Parallel Shell Utilities
The most fundamental tool needed to administer a cluster is a parallel shell, which allows you to run the same command on a series of nodes.
There are 3 popular ways to perform parallel actions on HPC clusters:
- Using a shell script
- Using Pdsh
- Using ClusterShell
No extra installation is needed to use the shell script method but you’ll have to install Pdsh and ClusterShell if you want to use them. The OpenHPC stack comes with them pre-packaged. I won’t be going over how to install them, but installation is simple with provided package managers.
Before we dive into these 3 methods, its important to note that you should have ssh set up to authenticate with ssh keys, instead of a password for this to work. Don’t skip this, or your’ll have to enter your password way too many times!
Using a shell script
This method can be done with any scripting language, but I’ll use bash.
Create a script that you want ran:
#!/bin/bash
# You will need to run this script on a passwordless account!

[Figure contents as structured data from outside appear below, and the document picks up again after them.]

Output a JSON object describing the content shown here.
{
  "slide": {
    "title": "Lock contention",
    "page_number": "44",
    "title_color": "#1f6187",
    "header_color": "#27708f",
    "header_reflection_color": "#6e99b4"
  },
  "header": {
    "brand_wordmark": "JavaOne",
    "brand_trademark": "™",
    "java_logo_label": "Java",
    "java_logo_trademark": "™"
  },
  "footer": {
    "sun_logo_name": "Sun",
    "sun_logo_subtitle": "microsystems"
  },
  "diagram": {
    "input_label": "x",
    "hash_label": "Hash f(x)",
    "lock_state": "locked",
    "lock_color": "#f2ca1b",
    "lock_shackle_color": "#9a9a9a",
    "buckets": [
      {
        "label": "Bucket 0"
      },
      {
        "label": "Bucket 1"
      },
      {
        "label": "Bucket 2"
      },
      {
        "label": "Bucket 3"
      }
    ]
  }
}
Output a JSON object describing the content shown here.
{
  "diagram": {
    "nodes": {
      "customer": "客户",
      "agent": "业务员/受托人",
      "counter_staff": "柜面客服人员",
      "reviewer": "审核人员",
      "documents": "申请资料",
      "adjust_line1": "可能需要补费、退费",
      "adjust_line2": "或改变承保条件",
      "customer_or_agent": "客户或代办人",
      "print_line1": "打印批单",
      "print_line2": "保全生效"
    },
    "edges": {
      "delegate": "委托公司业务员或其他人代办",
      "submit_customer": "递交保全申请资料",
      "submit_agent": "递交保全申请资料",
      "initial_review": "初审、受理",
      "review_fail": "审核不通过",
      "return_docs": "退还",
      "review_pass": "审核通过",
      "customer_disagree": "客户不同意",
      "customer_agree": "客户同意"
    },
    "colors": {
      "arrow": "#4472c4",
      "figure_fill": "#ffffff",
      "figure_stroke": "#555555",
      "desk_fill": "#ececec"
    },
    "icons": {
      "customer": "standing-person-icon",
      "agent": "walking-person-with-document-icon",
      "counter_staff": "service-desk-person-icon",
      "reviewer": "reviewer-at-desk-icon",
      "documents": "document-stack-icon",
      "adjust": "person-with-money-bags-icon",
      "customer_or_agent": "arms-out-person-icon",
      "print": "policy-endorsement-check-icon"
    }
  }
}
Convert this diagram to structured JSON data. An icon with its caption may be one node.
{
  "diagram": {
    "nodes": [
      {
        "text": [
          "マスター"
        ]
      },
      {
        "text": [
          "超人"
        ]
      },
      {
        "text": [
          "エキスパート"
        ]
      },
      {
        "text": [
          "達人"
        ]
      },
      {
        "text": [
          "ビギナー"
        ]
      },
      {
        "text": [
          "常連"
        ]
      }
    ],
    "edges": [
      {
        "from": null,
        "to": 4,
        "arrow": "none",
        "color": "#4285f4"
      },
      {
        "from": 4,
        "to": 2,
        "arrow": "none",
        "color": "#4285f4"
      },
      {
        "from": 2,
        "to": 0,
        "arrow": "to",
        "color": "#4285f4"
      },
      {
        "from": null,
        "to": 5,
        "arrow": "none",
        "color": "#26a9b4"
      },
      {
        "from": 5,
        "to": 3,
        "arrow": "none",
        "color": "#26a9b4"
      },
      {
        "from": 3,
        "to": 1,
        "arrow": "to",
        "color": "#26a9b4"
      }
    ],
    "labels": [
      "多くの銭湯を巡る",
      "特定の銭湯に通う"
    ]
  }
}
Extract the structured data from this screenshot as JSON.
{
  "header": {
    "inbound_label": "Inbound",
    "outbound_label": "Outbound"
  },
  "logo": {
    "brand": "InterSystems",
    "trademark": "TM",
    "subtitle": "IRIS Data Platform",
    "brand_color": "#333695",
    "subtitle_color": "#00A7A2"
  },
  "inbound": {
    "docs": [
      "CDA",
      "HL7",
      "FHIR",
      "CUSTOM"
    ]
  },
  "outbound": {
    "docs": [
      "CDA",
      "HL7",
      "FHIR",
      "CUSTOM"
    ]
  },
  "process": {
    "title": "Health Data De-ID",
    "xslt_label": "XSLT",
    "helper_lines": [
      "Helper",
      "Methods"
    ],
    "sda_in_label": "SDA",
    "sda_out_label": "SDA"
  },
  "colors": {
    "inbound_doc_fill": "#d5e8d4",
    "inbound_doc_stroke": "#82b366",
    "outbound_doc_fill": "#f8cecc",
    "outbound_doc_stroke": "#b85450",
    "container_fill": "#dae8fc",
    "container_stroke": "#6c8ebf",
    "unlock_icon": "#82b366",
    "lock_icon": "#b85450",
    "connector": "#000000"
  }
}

for NODE in node1 node2 node3
do
ssh $NODE uptime
done
And run it with sh your-script.sh
. This will run your command on all nodes, one at a time, printing everything to the screen.
Using Pdsh
“Pdsh is a multithreaded remote shell client which executes commands on multiple remote hosts in parallel.”
Using pdsh is simple enough:
# perform th uptime command on node1, node2, node3 and node 4
$ pdsh -w node[1-4] uptime
node1: 19:01:18 up 1 day, 19:19, 1 user, load average: 0.29, 0.57, 0.53
node2: 19:11:25 up 1 day, 19:19, 1 user, load average: 0.29, 0.57, 0.53
node3: 19:19:11 up 1 day, 19:19, 1 user, load average: 0.29, 0.57, 0.53
node4: 19:20:45 up 1 day, 19:19, 1 user, load average: 0.29, 0.57, 0.53
Using ClusterShell
ClusterShell is built and maintained by CEA-HPC and claims to be effective on supercomputers with 5,000 compute nodes. Using ClusterShell is very similar to pdsh
$ clush -w foo[1-5] echo "Hello World"
ClusterShell does some merging of outputs and does a better job of handling hanging nodes than pdsh.